Conforme a la fe murieron todos estos sin haber recibido lo prometido, sino mirándolo de lejos, y creyéndolo, y saludándolo, y confesando que eran extranjeros y peregrinos sobre la tierra. Los que esto dicen, claramente dan a entender que buscan una patria, pues si hubieran estado pensando en aquella de donde salieron, ciertamente tenían tiempo de volver. Pero anhelaban una mejor, esto es, celestial; por lo cual Dios no se avergüenza de llamarse Dios de ellos; porque les ha preparado una ciudad. Hebreos 11:13, 16
Poco después de la segunda guerra mundial, mi abuelo y un amigo suyo visitaban las ruinas de la "City", en Londres. Al pasar por una calle devastada, vieron los escombros de una casa de la que solo quedaban partes de una pared de la planta baja y el marco de la puerta de entrada. Por encima de esta puerta, el propietario había escrito este texto bíblico: “Si nuestra morada terrestre, este tabernáculo, se deshiciere, tenemos de Dios un edificio, una casa no hecha de manos, eterna, en los cielos” (2 Corintios 5:1). ¿Qué había sucedido a los habitantes de esta casa? ¿Habrían podido refugiarse a tiempo en otro lugar, o habrían muerto bajo los escombros? Mi abuelo nunca lo supo, pero el testimonio grabado encima de esta puerta muestra la fe de los dueños en las promesas de Dios.
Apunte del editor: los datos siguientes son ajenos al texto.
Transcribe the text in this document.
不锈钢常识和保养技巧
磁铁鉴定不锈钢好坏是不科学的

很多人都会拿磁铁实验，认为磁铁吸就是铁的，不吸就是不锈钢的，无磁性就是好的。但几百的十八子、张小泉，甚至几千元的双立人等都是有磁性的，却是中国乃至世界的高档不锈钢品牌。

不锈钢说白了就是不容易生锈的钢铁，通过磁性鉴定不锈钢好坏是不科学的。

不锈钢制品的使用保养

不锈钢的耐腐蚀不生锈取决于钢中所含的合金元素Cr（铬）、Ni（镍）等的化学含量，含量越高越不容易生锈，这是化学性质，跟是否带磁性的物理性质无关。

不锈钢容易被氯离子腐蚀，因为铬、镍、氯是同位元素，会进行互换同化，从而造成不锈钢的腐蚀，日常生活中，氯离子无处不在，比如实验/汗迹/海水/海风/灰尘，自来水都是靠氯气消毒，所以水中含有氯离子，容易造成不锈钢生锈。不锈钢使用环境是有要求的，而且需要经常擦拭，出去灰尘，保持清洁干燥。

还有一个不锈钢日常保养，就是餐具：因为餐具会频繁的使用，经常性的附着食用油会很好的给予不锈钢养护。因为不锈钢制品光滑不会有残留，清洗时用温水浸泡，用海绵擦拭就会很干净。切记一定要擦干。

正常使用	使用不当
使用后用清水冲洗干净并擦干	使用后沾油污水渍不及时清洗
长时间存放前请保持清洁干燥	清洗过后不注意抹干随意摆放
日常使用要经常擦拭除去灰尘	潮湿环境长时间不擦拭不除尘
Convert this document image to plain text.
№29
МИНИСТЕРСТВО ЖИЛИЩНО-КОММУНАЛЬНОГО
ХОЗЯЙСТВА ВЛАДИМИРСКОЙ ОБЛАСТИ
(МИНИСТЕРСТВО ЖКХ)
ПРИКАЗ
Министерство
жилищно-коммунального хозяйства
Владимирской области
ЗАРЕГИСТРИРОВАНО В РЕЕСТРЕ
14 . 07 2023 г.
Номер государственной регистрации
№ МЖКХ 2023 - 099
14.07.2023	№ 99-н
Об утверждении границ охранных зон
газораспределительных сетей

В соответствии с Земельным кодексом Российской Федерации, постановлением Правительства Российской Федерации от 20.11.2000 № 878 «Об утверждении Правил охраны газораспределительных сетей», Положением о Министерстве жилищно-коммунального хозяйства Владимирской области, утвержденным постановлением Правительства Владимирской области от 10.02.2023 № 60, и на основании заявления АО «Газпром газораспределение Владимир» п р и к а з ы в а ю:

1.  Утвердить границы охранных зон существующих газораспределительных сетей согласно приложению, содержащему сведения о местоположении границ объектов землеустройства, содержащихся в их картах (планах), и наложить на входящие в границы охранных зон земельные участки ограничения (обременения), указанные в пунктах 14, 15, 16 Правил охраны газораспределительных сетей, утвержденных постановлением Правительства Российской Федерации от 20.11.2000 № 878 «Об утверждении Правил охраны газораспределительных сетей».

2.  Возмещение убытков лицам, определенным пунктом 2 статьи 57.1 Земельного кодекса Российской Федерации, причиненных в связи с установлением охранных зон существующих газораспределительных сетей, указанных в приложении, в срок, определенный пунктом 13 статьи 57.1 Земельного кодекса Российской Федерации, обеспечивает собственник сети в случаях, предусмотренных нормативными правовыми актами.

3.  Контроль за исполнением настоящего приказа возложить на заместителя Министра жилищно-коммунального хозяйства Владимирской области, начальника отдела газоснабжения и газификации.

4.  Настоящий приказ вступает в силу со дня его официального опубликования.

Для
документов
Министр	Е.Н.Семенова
El tabernáculo (o la tienda) del cual habla el apóstol es el cuerpo, el envoltorio del alma y del espíritu. Cuando el creyente muere, su cuerpo vuelve al polvo, y su alma es llevada por Jesús al paraíso, según la promesa que hizo al ladrón arrepentido (Lucas 23:43). Allí, descansando junto a Jesús, espera el glorioso día en el que se desplegará el poder de Jesús: resucitando a los muertos y transformando a los vivos, les dará un cuerpo nuevo, glorioso, el envoltorio definitivo de su alma. Ya no será una frágil y perecedera tienda, sino un edificio eterno. En esta nueva condición, todos los hombres salvos por la fe en Jesucristo vivirán para siempre en la casa del Padre.